Мое настроение и психическое состояние нуждались скорее в крепком спиртном, чем в новой порции «взлетных» или какого-то славного чтива; тем не менее я взял рекламный журнальчик у полнотелой, насупленной и голорукой стюардессы в небесно-голубом и с интересом узнал, что Россия (не в пример нынешним триумфам) не слишком удачно выступила на олимпийском футбольном турнире в 1912 году, когда «царская команда» (состоявшая, надо думать, из десяти бояр и одного медведя) проиграла Германии со счетом 0:12.[203]
Я принял успокоительное средство и надеялся проспать хотя бы часть пути; но первую и единственную мою попытку соснуть бесцеремонно пресекла еще более корпулентная стюардесса с еще более крепким настоем лукового пота, злобно потребовавшая, чтобы я втянул ногу, слишком далеко высунутую в проход, по которому она перемещалась со все новыми и новыми пачками пропагандисткой «прессы». Я мрачно позавидовал своему соседу у окна, пожилому французу — во всяком случае, едва ли моему соотечественнику, — человеку со спутанной черно-седой бородой и ужасным галстуком, который проспал весь пятичасовый полет, презрев сардины и даже водку, от которой я не смог отказаться, хотя в заднем кармане брюк у меня имелась фляжка кое-чего получше. Возможно, в один прекрасный день историки искусства фотографии помогут мне узнать, как, по каким таким признакам я смог установить, что воспоминание о безымянном, ни с каким определенным местом не связанном лице относится к 1930–1935 годам, а не к другому времени, скажем, к 1945–1950-м. Мой сосед был практически близнецом человека, которого я знавал в Париже, но кого именно? Знакомого писателя? Консьержа? Сапожника? Трудность определения раздражает меньше, чем тайна его пределов, предполагаемых градацией установленных «оттенков» и «ощущений» образа.

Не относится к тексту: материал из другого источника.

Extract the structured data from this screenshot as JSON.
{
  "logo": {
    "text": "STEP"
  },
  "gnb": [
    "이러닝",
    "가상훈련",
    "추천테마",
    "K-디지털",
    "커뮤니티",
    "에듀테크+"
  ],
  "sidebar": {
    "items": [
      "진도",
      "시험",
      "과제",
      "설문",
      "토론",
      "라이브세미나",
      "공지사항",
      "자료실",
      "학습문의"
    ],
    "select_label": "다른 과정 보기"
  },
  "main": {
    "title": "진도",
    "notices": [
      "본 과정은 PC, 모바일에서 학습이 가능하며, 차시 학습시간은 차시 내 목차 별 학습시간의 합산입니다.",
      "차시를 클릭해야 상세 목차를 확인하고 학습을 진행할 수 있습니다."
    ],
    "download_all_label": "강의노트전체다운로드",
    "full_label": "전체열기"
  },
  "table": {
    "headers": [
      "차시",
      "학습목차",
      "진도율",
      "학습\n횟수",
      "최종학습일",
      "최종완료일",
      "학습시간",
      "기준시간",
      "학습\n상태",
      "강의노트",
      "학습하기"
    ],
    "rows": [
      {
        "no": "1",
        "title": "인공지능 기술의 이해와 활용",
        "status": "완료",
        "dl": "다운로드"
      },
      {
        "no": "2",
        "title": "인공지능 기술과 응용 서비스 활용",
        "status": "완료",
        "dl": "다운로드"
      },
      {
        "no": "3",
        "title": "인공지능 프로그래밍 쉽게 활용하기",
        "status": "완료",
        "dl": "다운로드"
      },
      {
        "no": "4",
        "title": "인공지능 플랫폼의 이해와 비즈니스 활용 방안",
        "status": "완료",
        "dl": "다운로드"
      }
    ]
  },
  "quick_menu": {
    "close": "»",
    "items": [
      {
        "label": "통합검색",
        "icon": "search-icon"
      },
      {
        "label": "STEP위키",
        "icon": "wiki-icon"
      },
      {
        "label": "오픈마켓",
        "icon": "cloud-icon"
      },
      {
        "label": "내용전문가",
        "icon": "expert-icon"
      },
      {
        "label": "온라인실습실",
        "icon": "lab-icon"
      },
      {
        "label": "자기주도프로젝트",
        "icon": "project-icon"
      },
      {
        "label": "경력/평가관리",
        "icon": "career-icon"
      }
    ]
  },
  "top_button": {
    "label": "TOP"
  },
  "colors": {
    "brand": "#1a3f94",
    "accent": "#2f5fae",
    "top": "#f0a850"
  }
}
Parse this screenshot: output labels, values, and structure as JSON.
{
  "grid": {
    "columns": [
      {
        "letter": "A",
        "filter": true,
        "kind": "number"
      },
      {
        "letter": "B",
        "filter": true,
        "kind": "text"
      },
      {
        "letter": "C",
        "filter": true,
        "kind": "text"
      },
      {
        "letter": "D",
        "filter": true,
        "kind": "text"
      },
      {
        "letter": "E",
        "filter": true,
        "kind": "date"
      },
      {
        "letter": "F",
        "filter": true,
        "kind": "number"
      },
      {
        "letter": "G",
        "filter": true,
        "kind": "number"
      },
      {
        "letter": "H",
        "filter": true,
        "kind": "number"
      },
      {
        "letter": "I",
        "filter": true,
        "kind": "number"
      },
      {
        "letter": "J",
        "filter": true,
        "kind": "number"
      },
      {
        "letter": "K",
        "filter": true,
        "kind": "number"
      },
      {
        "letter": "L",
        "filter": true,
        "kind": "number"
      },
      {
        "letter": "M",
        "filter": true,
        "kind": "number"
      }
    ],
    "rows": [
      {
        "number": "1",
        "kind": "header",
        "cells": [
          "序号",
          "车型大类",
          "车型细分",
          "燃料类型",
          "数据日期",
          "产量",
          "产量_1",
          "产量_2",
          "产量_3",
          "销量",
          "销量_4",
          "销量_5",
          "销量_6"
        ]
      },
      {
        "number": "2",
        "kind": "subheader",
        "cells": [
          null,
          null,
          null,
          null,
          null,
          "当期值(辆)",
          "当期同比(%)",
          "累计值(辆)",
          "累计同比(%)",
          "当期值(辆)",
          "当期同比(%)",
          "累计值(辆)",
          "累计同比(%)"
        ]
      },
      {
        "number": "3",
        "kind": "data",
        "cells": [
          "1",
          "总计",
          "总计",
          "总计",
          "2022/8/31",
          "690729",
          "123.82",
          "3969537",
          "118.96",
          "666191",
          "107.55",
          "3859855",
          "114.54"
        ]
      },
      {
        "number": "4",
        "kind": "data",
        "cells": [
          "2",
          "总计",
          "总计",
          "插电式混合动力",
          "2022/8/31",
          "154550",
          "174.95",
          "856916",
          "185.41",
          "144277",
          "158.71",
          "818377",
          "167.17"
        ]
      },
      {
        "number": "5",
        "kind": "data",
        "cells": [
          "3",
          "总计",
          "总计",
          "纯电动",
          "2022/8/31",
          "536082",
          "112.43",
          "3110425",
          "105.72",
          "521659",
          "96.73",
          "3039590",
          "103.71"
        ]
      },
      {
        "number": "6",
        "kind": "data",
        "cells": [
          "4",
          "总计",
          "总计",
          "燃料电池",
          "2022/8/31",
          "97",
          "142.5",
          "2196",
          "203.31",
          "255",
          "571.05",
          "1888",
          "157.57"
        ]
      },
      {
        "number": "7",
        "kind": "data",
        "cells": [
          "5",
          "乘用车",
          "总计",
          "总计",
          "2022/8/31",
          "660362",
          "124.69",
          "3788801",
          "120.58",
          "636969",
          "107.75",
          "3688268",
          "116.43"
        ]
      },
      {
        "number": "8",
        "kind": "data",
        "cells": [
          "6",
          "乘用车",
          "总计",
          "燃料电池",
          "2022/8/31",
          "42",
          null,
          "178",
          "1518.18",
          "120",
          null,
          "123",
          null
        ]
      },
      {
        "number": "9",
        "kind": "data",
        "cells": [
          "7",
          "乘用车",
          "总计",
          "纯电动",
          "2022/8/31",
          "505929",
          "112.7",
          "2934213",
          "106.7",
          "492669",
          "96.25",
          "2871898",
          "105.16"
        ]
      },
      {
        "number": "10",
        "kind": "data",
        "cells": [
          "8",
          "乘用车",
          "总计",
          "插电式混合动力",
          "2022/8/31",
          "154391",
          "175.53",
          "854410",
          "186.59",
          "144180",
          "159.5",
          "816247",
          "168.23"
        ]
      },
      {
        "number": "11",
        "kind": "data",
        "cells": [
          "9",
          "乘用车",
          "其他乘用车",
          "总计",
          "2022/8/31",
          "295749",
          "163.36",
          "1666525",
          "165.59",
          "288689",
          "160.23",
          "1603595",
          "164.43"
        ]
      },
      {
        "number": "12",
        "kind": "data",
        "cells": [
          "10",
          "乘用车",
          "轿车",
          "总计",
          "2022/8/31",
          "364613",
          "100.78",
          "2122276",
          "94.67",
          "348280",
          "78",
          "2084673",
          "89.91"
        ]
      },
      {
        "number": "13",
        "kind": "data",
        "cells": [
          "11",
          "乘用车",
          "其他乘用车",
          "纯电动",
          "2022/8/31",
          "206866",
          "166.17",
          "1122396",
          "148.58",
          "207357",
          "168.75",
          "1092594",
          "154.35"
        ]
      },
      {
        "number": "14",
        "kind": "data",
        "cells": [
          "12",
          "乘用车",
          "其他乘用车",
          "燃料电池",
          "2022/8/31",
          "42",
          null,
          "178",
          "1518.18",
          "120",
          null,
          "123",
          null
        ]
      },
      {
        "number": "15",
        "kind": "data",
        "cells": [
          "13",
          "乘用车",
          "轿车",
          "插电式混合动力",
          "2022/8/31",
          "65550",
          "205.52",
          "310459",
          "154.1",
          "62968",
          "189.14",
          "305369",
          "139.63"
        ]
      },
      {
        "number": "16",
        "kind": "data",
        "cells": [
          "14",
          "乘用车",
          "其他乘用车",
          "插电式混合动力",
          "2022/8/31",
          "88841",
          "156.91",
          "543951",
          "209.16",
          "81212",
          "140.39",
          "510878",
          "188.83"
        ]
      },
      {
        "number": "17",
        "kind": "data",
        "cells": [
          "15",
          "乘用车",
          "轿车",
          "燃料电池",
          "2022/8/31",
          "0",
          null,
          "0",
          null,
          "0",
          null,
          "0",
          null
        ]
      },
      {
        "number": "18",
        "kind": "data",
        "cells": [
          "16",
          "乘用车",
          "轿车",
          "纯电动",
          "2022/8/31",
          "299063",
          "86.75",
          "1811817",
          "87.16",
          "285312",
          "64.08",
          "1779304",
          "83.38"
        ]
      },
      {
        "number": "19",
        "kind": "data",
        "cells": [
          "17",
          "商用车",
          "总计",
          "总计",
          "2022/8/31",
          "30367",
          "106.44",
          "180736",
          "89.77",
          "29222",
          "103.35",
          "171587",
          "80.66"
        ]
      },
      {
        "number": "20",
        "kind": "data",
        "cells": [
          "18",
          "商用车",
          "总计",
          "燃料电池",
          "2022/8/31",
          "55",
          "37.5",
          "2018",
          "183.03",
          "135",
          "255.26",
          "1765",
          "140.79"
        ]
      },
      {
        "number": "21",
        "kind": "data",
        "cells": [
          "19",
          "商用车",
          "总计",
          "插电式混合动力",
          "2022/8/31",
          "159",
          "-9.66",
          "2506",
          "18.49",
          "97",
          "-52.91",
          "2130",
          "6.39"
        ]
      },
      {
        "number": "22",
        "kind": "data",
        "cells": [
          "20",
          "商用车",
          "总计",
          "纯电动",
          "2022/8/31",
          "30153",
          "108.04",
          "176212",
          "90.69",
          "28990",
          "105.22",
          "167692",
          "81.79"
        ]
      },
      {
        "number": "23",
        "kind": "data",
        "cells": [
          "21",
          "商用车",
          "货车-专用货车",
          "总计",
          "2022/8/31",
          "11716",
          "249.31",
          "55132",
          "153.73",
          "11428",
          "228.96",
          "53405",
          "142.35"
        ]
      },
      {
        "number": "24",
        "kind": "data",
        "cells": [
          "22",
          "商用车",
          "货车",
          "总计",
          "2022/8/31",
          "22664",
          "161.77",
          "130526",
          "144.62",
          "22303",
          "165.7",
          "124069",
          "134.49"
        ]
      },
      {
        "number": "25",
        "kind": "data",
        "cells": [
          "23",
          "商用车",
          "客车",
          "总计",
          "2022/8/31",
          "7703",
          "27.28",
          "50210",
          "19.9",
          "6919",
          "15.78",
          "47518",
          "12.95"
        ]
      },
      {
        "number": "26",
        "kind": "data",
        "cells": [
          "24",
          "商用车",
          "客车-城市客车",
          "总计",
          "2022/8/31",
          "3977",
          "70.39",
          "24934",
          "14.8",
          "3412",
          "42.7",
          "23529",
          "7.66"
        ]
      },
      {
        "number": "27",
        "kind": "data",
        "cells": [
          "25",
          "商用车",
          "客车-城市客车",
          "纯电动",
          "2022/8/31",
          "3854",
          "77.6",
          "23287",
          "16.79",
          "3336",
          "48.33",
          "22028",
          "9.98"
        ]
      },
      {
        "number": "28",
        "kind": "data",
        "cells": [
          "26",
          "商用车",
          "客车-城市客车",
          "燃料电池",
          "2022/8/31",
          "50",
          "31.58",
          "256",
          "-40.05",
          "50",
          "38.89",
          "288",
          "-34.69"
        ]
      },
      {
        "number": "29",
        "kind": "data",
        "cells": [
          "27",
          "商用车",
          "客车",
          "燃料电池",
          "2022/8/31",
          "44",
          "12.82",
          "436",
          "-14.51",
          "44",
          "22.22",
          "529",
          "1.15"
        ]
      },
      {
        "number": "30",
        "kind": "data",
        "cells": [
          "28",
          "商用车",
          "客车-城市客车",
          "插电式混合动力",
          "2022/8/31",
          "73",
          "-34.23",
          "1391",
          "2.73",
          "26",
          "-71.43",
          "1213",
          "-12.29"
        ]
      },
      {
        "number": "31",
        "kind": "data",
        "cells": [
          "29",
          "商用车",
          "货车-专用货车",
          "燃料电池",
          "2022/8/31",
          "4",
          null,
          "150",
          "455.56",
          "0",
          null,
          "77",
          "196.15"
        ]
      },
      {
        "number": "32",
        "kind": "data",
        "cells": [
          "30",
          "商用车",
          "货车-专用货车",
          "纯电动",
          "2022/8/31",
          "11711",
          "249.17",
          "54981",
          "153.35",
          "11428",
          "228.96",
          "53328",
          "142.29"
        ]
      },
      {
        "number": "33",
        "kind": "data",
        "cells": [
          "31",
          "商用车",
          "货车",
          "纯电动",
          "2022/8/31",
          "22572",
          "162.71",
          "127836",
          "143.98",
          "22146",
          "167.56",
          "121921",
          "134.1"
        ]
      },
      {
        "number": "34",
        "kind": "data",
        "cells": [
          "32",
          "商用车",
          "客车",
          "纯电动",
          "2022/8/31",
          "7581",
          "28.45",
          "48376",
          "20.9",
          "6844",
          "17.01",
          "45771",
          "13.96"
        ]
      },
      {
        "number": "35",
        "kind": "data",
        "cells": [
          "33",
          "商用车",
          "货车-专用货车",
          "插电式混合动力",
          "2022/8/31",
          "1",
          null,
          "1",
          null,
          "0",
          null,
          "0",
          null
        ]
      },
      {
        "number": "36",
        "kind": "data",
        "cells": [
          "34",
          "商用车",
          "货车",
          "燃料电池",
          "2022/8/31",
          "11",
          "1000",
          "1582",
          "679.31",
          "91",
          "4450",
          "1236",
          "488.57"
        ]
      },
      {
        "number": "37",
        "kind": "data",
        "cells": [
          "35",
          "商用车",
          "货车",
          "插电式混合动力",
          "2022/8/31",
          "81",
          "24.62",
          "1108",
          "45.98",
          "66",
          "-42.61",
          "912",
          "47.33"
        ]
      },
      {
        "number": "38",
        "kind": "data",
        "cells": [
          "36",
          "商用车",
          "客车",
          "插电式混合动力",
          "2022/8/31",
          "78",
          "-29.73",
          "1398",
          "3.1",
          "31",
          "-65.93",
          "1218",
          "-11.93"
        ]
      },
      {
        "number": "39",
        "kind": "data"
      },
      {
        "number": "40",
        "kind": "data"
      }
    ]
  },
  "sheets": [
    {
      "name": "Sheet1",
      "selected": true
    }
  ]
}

Мне удалось рассмотреть его пристальнее (что еще больше разожгло мое любопытство), когда к концу нашего полета мой макинтош сорвался с вешалки и упал на него, и он оскалился достаточно дружелюбно, появившись из-под этого неожиданного пробудчика. Еще раз я мельком увидел его мясистый профиль и густые брови, когда предъявлял для осмотра содержимое моего единственного чемодана и боролся с безумным желанием оспорить уместность выражения в английском бланке таможенной декларации: «…miniature graphics, slaughtered fowl, live animals and birds».